I knew this was my chance.

In late 2017, with the University of Kentucky as our first client, we launched the INFLCR app to help student-athletes build bigger brands on social media. The timing was perfect with the amount of eyeballs and attention that were flocking to student-athletes on social and the looming rumors that student-athletes would one day be able to monetize their NIL. INFLCR grew past 100 college athletics partners, 700 college teams and 30,000 active student-athlete users in less than 30 months, leading to our March 2020 merger with sports tech titan Teamworks.

As two products under one roof, we have majority market share in college and pro sports, with more than 4,000 collegiate teams paying us annually for our software systems, providing our technology to more than 150,000 student-athlete users on our platform, and as of July 1, 2021, student-athletes can now profit from their NIL, positioning INFLCR to be the central solution for these student-athletes to build their brand value and their NIL business.

The pandemic impacted all sports organizations with layoffs and fewer human resources, but an increased digital presence. It has forever changed the sports industry. Showing that it has become crucial these organizations adopt technology in every part of their operation.

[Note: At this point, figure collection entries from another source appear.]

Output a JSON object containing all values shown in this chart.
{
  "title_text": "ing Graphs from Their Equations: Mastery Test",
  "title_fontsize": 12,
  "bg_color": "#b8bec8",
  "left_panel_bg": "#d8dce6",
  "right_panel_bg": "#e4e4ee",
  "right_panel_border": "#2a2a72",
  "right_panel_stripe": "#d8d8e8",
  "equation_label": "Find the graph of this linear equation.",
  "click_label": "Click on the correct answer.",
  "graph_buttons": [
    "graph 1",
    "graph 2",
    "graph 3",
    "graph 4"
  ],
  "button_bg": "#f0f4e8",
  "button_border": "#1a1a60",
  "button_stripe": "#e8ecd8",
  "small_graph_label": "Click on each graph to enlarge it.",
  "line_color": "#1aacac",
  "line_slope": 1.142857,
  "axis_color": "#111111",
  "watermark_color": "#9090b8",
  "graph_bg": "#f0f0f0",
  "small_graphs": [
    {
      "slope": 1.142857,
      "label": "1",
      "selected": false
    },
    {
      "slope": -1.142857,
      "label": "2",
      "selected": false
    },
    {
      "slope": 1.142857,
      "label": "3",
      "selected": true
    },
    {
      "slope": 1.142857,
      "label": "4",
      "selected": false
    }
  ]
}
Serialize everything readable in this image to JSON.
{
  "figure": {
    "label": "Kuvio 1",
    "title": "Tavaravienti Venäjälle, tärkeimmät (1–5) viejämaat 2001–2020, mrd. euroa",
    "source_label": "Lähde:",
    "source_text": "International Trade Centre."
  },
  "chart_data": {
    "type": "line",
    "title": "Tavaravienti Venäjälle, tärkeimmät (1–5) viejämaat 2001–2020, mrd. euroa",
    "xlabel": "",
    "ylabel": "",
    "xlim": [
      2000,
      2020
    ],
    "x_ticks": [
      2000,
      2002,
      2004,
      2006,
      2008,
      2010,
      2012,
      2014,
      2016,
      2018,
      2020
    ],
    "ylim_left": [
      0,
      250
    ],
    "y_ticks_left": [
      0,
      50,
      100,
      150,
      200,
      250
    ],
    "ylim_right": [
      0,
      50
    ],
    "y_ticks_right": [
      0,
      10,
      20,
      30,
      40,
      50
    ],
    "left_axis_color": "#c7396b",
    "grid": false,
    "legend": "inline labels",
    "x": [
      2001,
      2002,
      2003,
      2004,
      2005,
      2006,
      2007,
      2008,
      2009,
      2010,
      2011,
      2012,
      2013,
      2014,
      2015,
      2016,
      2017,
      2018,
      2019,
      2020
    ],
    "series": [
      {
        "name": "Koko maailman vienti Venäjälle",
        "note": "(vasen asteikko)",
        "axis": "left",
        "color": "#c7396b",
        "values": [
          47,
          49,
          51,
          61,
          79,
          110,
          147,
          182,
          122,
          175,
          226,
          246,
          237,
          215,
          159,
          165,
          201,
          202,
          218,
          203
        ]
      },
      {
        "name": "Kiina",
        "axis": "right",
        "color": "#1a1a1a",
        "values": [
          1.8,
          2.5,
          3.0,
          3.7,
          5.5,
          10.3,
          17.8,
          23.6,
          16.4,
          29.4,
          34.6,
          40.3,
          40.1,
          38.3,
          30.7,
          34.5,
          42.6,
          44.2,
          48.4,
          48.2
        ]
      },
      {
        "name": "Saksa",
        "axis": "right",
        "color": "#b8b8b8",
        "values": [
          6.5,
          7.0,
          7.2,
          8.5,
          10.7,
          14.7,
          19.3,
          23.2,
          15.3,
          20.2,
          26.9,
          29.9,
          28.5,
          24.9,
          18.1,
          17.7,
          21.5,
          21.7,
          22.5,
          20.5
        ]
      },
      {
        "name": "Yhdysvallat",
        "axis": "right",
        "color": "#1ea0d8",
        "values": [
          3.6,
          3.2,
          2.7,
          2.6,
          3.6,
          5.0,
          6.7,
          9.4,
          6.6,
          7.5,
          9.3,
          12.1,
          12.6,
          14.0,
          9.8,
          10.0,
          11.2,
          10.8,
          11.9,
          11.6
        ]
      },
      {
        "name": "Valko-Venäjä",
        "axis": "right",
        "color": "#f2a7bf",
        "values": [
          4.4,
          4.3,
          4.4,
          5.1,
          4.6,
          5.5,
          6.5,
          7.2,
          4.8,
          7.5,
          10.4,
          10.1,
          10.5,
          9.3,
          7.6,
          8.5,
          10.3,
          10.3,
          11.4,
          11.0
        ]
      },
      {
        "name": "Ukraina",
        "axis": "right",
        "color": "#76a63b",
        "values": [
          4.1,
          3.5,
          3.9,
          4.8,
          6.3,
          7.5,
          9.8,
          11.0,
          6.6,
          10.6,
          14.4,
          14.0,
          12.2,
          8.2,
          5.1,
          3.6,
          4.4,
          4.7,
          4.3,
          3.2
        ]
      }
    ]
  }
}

This is a big opportunity for Teamworks and INFLCR as tech platforms, and I continue to chase this down with our team.

As I do that, I am also proud to be the co-founder of the GLOW beauty on demand app with my wife, Yazmin. Building two companies while raising our three children, Savanah, Sofia and James, makes for an interesting home life, but we wouldn’t change a thing.

So, what’s my biggest lesson learned so far? IT’S ALL ABOUT THE PEOPLE. Surround yourself with great teammates, cast a vision of clarity and go win TOGETHER.